January 19, 2016 2015-112
The Governor of California
President pro Tempore of the Senate
Speaker of the Assembly
Sacramento, California 95814
Dear Governor and Legislative Leaders:
As requested by the Joint Legislative Audit Committee, the California State Auditor presents this audit report concerning special education mental health services provided to students through individualized education programs (IEPs). Provisions of Assembly Bill 114 (AB 114)—which took effect in July 2011—transferred the responsibility for providing these services from county mental health departments to local educational agencies (LEAs).
This report concludes that in some cases LEAs removed mental health services from student IEPs because of AB 114 and that the California Department of Education (Education) and LEAs have not analyzed whether the mental health services provided since AB 114 took effect have benefited students. Education administers the State’s special education program through special education local plan areas (SELPAs), which are regional entities comprised of one or more LEAs. We reviewed student records across four SELPAs and found that LEAs removed mental health services from some students IEPs because of AB 114, and for other students we found that LEAs could not explain why services were removed from IEPs. Education has not conducted an analysis of the educational outcomes of the students who receive mental health services to determine whether the services are assisting students in accessing their education. This type of analysis is critical to determining whether the closer connection between these services and educational outcomes that some expected would occur has actually resulted in improved outcomes for students receiving these mental health services.
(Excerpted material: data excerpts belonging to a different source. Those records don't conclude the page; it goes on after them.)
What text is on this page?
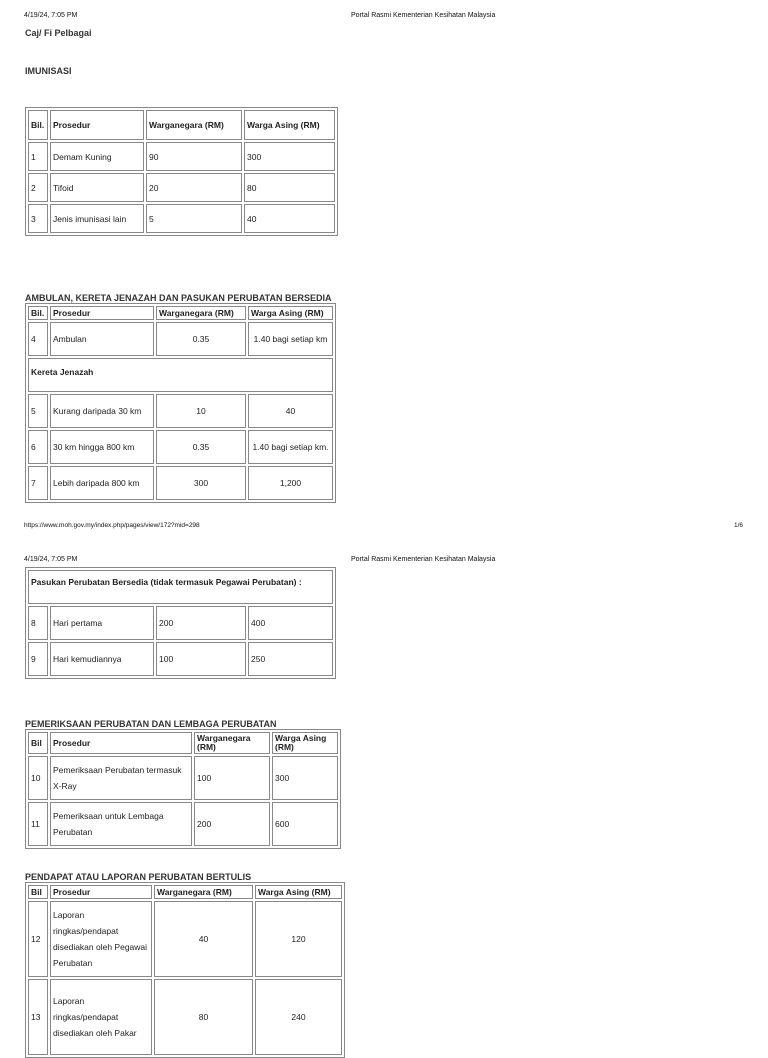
4/19/24, 7:05 PM	Portal Rasmi Kementerian Kesihatan Malaysia
Caj/ Fi Pelbagai
IMUNISASI
Bil.	Prosedur	Warganegara (RM)	Warga Asing (RM)
1	Demam Kuning	90	300
2	Tifoid	20	80
3	Jenis imunisasi lain	5	40
AMBULAN, KERETA JENAZAH DAN PASUKAN PERUBATAN BERSEDIA
Bil.	Prosedur	Warganegara (RM)	Warga Asing (RM)
4	Ambulan	0.35	1.40 bagi setiap km
Kereta Jenazah			
5	Kurang daripada 30 km	10	40
6	30 km hingga 800 km	0.35	1.40 bagi setiap km.
7	Lebih daripada 800 km	300	1,200
https://www.moh.gov.my/index.php/pages/view/172?mid=298	1/6
4/19/24, 7:05 PM	Portal Rasmi Kementerian Kesihatan Malaysia
Pasukan Perubatan Bersedia (tidak termasuk Pegawai Perubatan) :			
8	Hari pertama	200	400
9	Hari kemudiannya	100	250
PEMERIKSAAN PERUBATAN DAN LEMBAGA PERUBATAN
Bil	Prosedur	Warganegara (RM)	Warga Asing (RM)
10	Pemeriksaan Perubatan termasuk X-Ray	100	300
11	Pemeriksaan untuk Lembaga Perubatan	200	600
PENDAPAT ATAU LAPORAN PERUBATAN BERTULIS
Bil	Prosedur	Warganegara (RM)	Warga Asing (RM)
12	Laporan ringkas/pendapat disediakan oleh Pegawai Perubatan	40	120
13	Laporan ringkas/pendapat disediakan oleh Pakar	80	240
Another expectation at the time the Legislature approved AB 114 was that the transfer in responsibility for mental health services would result in a cost savings for providing those services. However, Education has not required LEAs to track their costs to provide the mental health services in student IEPs and, as a result, none of the LEAs we visited could report the total amount they spent to provide these services. We also found that, if county mental health departments use LEAs as contracted providers, the LEAs could access additional funding for mental health services through the California Medical Assistance Program. As a result, we recommend that the Legislature amend state law to require all county mental health departments to contract with LEAs in their county so that the State can maximize the funding for LEAs to provide mental health services.